HLVd’s late-acting symptoms make it a pernicious pest for modern cannabis farming. Farmers commonly grow cannabis by cutting small pieces off of one plant, frequently called the “mother,” which is then used to propagate hundreds of new baby plants.
These mother plants are artificially prevented from growing flowers, which allows them to keep producing offspring, but it also delays the symptoms of HLVd. That means a single mother plant infected with HLVd could silently spread the pathogen for months without showing any symptoms of the disease.
HLVd was first identified in hop plants, a close relative of cannabis, in the 1980s. It’s now commonly found in hop farms and can reduce the amount of aromatic compounds produced by hops, which are primarily used to flavor beer.
In 2019, HLVd was first identified in cannabis when scientists confirmed the viroid’s presence in samples from a Santa Barbara pot farm. But by 2021, the viral pathogen had spread to at least 90% of the state’s pot farms, according to a 2021 survey that sampled 200,000 California cannabis plants.
And now the viroid has spread to pot farms across the world, from Massachusetts to Europe.
Same-day results inspired by pandemic response
Ali Bektaş, the CEO of Purple City Labs, was the lead author on one of the 2019 papers that first identified HLVd in cannabis, but he didn’t start working on an HLVd test until he was hired in 2021 by Purple City Genetics, a well-known cannabis nursery in Oakland.
Bektaş was originally hired to help with breeding new pot strains, but he soon realized testing for HLVd was one of the nursery’s biggest problems.
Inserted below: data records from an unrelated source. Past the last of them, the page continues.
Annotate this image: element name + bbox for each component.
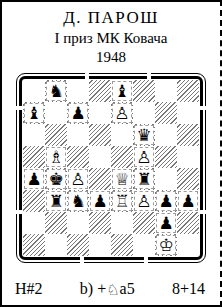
problem-caption: H#2 b) +♘a5 8+14 (2, 279, 220, 299)
square-g2: ♟ (155, 212, 177, 234)
frame-gap-right-1 (199, 106, 206, 110)
black-pawn-g3: ♟ (156, 191, 176, 211)
square-h7 (177, 102, 199, 124)
square-c4: ♙ (67, 168, 89, 190)
square-d6 (89, 124, 111, 146)
black-pawn-a4: ♟ (24, 169, 44, 189)
black-pawn-h3: ♟ (178, 191, 198, 211)
black-knight-c3: ♞ (68, 191, 88, 211)
square-h1 (177, 234, 199, 256)
award-line: I приз МК Ковача (2, 28, 220, 48)
square-e7: ♙ (111, 102, 133, 124)
square-c2 (67, 212, 89, 234)
twin-prefix: b) + (80, 279, 106, 299)
square-d5 (89, 146, 111, 168)
square-b4: ♚ (45, 168, 67, 190)
composer-name: Д. ПАРОШ (2, 7, 220, 28)
square-c3: ♞ (67, 190, 89, 212)
square-g8 (155, 80, 177, 102)
square-d4 (89, 168, 111, 190)
square-h8 (177, 80, 199, 102)
square-b8: ♞ (45, 80, 67, 102)
square-g7 (155, 102, 177, 124)
frame-gap-bottom-1 (80, 256, 84, 263)
square-f6: ♛ (133, 124, 155, 146)
board-area: ♞♝♝♟♙♛♗♙♟♚♙♕♜♜♞♟♖♙♟♟♟♔ (16, 73, 206, 263)
square-h5 (177, 146, 199, 168)
black-knight-b8: ♞ (46, 81, 66, 101)
square-a6 (23, 124, 45, 146)
square-a5 (23, 146, 45, 168)
black-rook-b3: ♜ (46, 191, 66, 211)
twin-condition: b) +♘a5 (80, 279, 135, 299)
white-pawn-f5: ♙ (134, 147, 154, 167)
square-f8 (133, 80, 155, 102)
square-e3: ♖ (111, 190, 133, 212)
black-rook-f4: ♜ (134, 169, 154, 189)
square-c8 (67, 80, 89, 102)
white-rook-e3: ♖ (112, 191, 132, 211)
square-g5 (155, 146, 177, 168)
stipulation-label: H#2 (15, 279, 43, 299)
black-pawn-g2: ♟ (156, 213, 176, 233)
square-b2 (45, 212, 67, 234)
frame-gap-top-1 (85, 73, 89, 80)
twin-square: a5 (120, 279, 135, 299)
board-frame-inner: ♞♝♝♟♙♛♗♙♟♚♙♕♜♜♞♟♖♙♟♟♟♔ (19, 76, 203, 260)
square-b3: ♜ (45, 190, 67, 212)
square-a2 (23, 212, 45, 234)
square-a7: ♝ (23, 102, 45, 124)
square-e2 (111, 212, 133, 234)
square-c1 (67, 234, 89, 256)
square-f3: ♙ (133, 190, 155, 212)
square-f7 (133, 102, 155, 124)
square-c6 (67, 124, 89, 146)
frame-gap-bottom-2 (144, 256, 148, 263)
chess-board: ♞♝♝♟♙♛♗♙♟♚♙♕♜♜♞♟♖♙♟♟♟♔ (23, 80, 199, 256)
frame-gap-left-2 (16, 210, 23, 214)
square-h6 (177, 124, 199, 146)
square-a4: ♟ (23, 168, 45, 190)
square-d3: ♟ (89, 190, 111, 212)
frame-gap-left-1 (16, 106, 23, 110)
black-pawn-d3: ♟ (90, 191, 110, 211)
square-e8: ♝ (111, 80, 133, 102)
white-queen-e4: ♕ (112, 169, 132, 189)
square-f5: ♙ (133, 146, 155, 168)
square-g6 (155, 124, 177, 146)
square-a3 (23, 190, 45, 212)
black-queen-f6: ♛ (134, 125, 154, 145)
square-d7 (89, 102, 111, 124)
white-pawn-e7: ♙ (112, 103, 132, 123)
white-pawn-f3: ♙ (134, 191, 154, 211)
black-bishop-a7: ♝ (24, 103, 44, 123)
square-a8 (23, 80, 45, 102)
square-g4 (155, 168, 177, 190)
frame-gap-top-2 (147, 73, 151, 80)
square-b7 (45, 102, 67, 124)
white-pawn-c4: ♙ (68, 169, 88, 189)
square-f1 (133, 234, 155, 256)
square-b1 (45, 234, 67, 256)
board-frame: ♞♝♝♟♙♛♗♙♟♚♙♕♜♜♞♟♖♙♟♟♟♔ (16, 73, 206, 263)
square-g1: ♔ (155, 234, 177, 256)
frame-gap-right-2 (199, 210, 206, 214)
square-c5 (67, 146, 89, 168)
square-d1 (89, 234, 111, 256)
white-bishop-b5: ♗ (46, 147, 66, 167)
year-line: 1948 (2, 48, 220, 67)
black-pawn-c7: ♟ (68, 103, 88, 123)
square-c7: ♟ (67, 102, 89, 124)
square-e6 (111, 124, 133, 146)
square-b5: ♗ (45, 146, 67, 168)
problem-diagram-card: Д. ПАРОШ I приз МК Ковача 1948 ♞♝♝♟♙♛♗♙♟… (0, 0, 222, 307)
square-h4 (177, 168, 199, 190)
square-g3: ♟ (155, 190, 177, 212)
square-e1 (111, 234, 133, 256)
square-a1 (23, 234, 45, 256)
square-f4: ♜ (133, 168, 155, 190)
square-e4: ♕ (111, 168, 133, 190)
white-king-g1: ♔ (156, 235, 176, 255)
square-h2 (177, 212, 199, 234)
black-bishop-e8: ♝ (112, 81, 132, 101)
square-d2 (89, 212, 111, 234)
square-e5 (111, 146, 133, 168)
square-h3: ♟ (177, 190, 199, 212)
piece-count-label: 8+14 (172, 279, 205, 299)
black-king-b4: ♚ (46, 169, 66, 189)
diagram-header: Д. ПАРОШ I приз МК Ковача 1948 (2, 7, 220, 67)
square-b6 (45, 124, 67, 146)
square-f2 (133, 212, 155, 234)
white-knight-icon: ♘ (106, 280, 119, 300)
square-d8 (89, 80, 111, 102)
The nursery was sending hundreds of samples a week to labs to test for the viroid, but the results would often take weeks to come back. That allowed the pathogen to keep spreading exponentially.
“By the time you get the results back you may have cut that plant and sold it to your customers. So there is a real need for a high throughput onsite diagnostic test for hop-latent viroid,” Bektaş said.
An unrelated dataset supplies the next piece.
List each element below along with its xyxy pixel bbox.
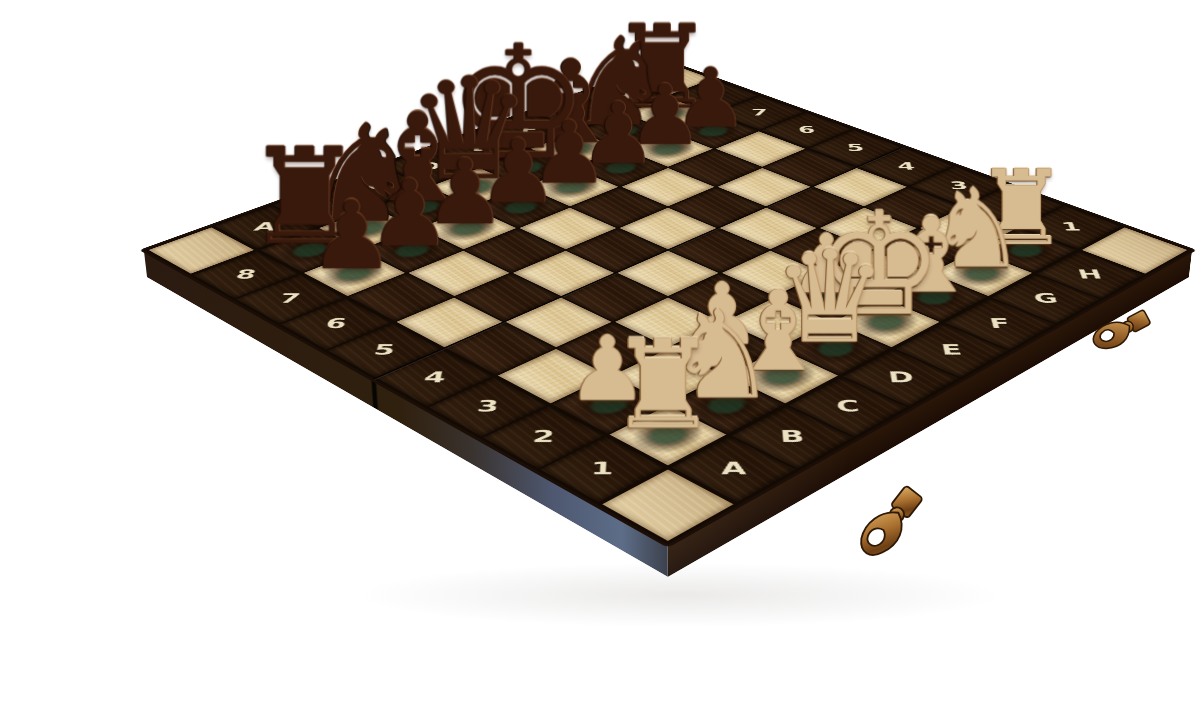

Bektaş, who has a Ph.D. in microbial ecology from UC Berkeley, immediately thought of a testing method called LAMP that he worked on as a student and that had become hugely popular during the COVID-19 pandemic. Unlike PCR tests, which require specialized lab equipment and expert technicians, LAMP technology uses cheap equipment and can be accurately operated by almost anyone.
LAMP technology made COVID testing easier during the pandemic, so Bektaş thought it could also work on this new viral threat to cannabis. Working at the nearby Oakland Genomics Center, Bektaş developed a simple LAMP test for HLVd that allowed the nursery to quickly test thousands of plants and get results in just a few hours.
Bektaş said before long, other farms in the industry started asking if they could use the test.
“We didn’t develop a product to sell it. We made it to use in the nursery. But it was just perfect for this particular problem,” Bektaş said. “We weren’t even advertising it, but people would hear about it, and they would start asking us if they could also use it.”
The company is now selling the technology for $10 a test and is starting to sell it worldwide. Bektaş said he was recently on a business trip to Spain to demonstrate the new product. They found a plant with HLVd on their first test.
“They had something off the shelf, just a random [cannabis sample] from their fridge, so we tested it and it was positive. They assumed it was going to be clean because it was [in] Spain. But we tested it twice and both times it came back positive,” Bektaş said.